ごあいさつ

会長 山口健次郎

 この度会長に選任いただき、責任の重さに身の引き締まる思いでおります。
 まず、2期4年間協会運営に力を注いでこられました平尾前会長はじめ、執行役員の皆様のご努力に感謝と敬意の念をお伝えいたします。
 私は昭和45年(1970年)、設立間もない神奈川県ペストコントロール協会に入会いたしました。様々な社会情勢の変化のなか、会員事業者として一貫してペストコントロール業界発展の為に、歴史を作った先輩経営者達の指導を頂きながら協会活動を務めて参りました。
 与えられたテーマで最も大きいものは、ペストコントロール事業者が社会で認められ、活躍できる事業環境を創り出すことでした。
 ペストコントロール業界の事業環境は決して良いものとは云えません。当協会で実施している実態調査でも毎回3つの経営課題 ①不当な価格競争の増加(70%以上) ②新規顧客開拓が困難(55%) ③売上減少・利益減(50%以上)が提起されています。
 加えて最近では ①取り巻く市場の変化 ②ビジネスモデルが描けない ③消耗戦化しつつある ④価格競争や市場環境の変化に対応出来ない ⑤次世代経営者の育成が出来ない などの問題が指摘されています。
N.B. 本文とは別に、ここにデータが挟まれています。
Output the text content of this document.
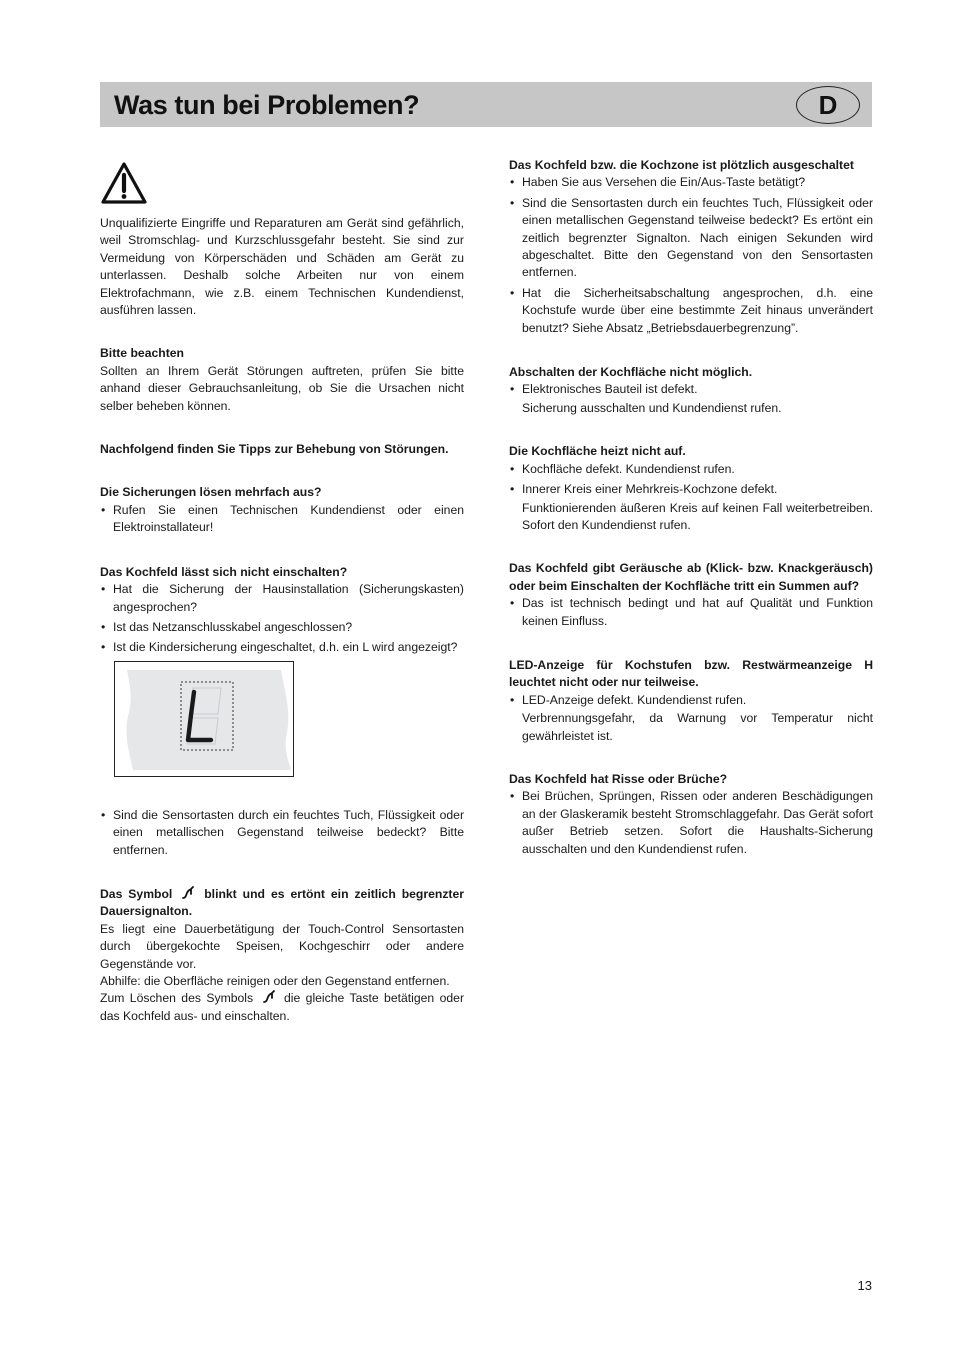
Was tun bei Problemen?	D

Unqualifizierte Eingriffe und Reparaturen am Gerät sind gefährlich, weil Stromschlag- und Kurzschlussgefahr besteht. Sie sind zur Vermeidung von Körperschäden und Schäden am Gerät zu unterlassen. Deshalb solche Arbeiten nur von einem Elektrofachmann, wie z.B. einem Technischen Kundendienst, ausführen lassen.

Bitte beachten

Sollten an Ihrem Gerät Störungen auftreten, prüfen Sie bitte anhand dieser Gebrauchsanleitung, ob Sie die Ursachen nicht selber beheben können.

Nachfolgend finden Sie Tipps zur Behebung von Störungen.

Die Sicherungen lösen mehrfach aus?

• Rufen Sie einen Technischen Kundendienst oder einen Elektroinstallateur!

Das Kochfeld lässt sich nicht einschalten?

• Hat die Sicherung der Hausinstallation (Sicherungskasten) angesprochen?
• Ist das Netzanschlusskabel angeschlossen?
• Ist die Kindersicherung eingeschaltet, d.h. ein L wird angezeigt?
• Sind die Sensortasten durch ein feuchtes Tuch, Flüssigkeit oder einen metallischen Gegenstand teilweise bedeckt? Bitte entfernen.

Das Symbol	blinkt und es ertönt ein zeitlich begrenzter Dauersignalton.

Es liegt eine Dauerbetätigung der Touch-Control Sensortasten durch übergekochte Speisen, Kochgeschirr oder andere Gegenstände vor.

Abhilfe: die Oberfläche reinigen oder den Gegenstand entfernen.

Zum Löschen des Symbols	die gleiche Taste betätigen oder das Kochfeld aus- und einschalten.

Das Kochfeld bzw. die Kochzone ist plötzlich ausgeschaltet

• Haben Sie aus Versehen die Ein/Aus-Taste betätigt?
• Sind die Sensortasten durch ein feuchtes Tuch, Flüssigkeit oder einen metallischen Gegenstand teilweise bedeckt? Es ertönt ein zeitlich begrenzter Signalton. Nach einigen Sekunden wird abgeschaltet. Bitte den Gegenstand von den Sensortasten entfernen.
• Hat die Sicherheitsabschaltung angesprochen, d.h. eine Kochstufe wurde über eine bestimmte Zeit hinaus unverändert benutzt? Siehe Absatz „Betriebsdauerbegrenzung”.

Abschalten der Kochfläche nicht möglich.

• Elektronisches Bauteil ist defekt.

Sicherung ausschalten und Kundendienst rufen.

Die Kochfläche heizt nicht auf.

• Kochfläche defekt. Kundendienst rufen.
• Innerer Kreis einer Mehrkreis-Kochzone defekt.

Funktionierenden äußeren Kreis auf keinen Fall weiterbetreiben. Sofort den Kundendienst rufen.

Das Kochfeld gibt Geräusche ab (Klick- bzw. Knackgeräusch) oder beim Einschalten der Kochfläche tritt ein Summen auf?

• Das ist technisch bedingt und hat auf Qualität und Funktion keinen Einfluss.

LED-Anzeige für Kochstufen bzw. Restwärmeanzeige H leuchtet nicht oder nur teilweise.

• LED-Anzeige defekt. Kundendienst rufen.

Verbrennungsgefahr, da Warnung vor Temperatur nicht gewährleistet ist.

Das Kochfeld hat Risse oder Brüche?

• Bei Brüchen, Sprüngen, Rissen oder anderen Beschädigungen an der Glaskeramik besteht Stromschlaggefahr. Das Gerät sofort außer Betrieb setzen. Sofort die Haushalts-Sicherung ausschalten und den Kundendienst rufen.
13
 私は日本ペストコントロール協会理事として20年になります。最も多く地区本部を訪問し、最も多く各県の会長や役員の方々と意見交換をしてきた者として、ペストコントロール業界に皆様が望んでいることを集約すれば、①認知度向上 ②社会的地位の向上 ③事業環境の良化 この3つにつきるのではないでしょうか。 
 関東甲信越地区選出の理事として当協会の委員会活動に参加して参りました。わずかな期間、技術のお手伝いをし、その後は一貫して企画委員会で活動することになりました。そこで目にしたのは当協会創設時からの課題、手付かずでありました「21世紀ビジョンの策定」「ペストコントロール業のグランドデザインの構築」というテーマでした。
 この壮大なテーマに答えを出すことは大変難しいことだと思います。しかしながら当初からのテーマに誰も手を付けずにいることに気付き、全国からお手伝いをお願いした熱意ある事業者を委員として、平成18年に「21世紀ビジョン」という冊子を編集し各県協会に発信しました。これは答えではなく端緒ではあります。平成12年から6年かけて当時の各県のリーダー達の考えやペストコントロール業界にかける想いが書かれています。18年前のリーダー達の想いは今も変わらず新鮮ですが、課題となっている3つの望みは未解決のままになっています。
 それに加え近年直接耳にする会員達の不安は、人手不足、人材不足です。また、ここ数年の会員の退会理由の最も多いものが後継者不足です。
 社会からのニーズは多様化しており、ニーズにこたえるために、何よりも急がなければならないのは、次世代経営者の育成と、彼らが将来を託すことができる魅力ある業界をつくっていくことだと考えています。
 歴代の会長はじめ執行役員の方々がつくり上げた成果を無駄にせず、更に良い業界にしていきたいと思います。そして各地から選ばれた理事諸氏と心を合わせ、「誠実でみんなの為になる」透明性の高い開かれた協会運営に努めて参ります。
 様々なニーズと真摯に向い合い、共に解決の糸口を見つけられるように、そして共に力を合わせて業界発展の為に活動したいと考えます。
 宜しく御指導御協力下さいます様お願い申し上げます。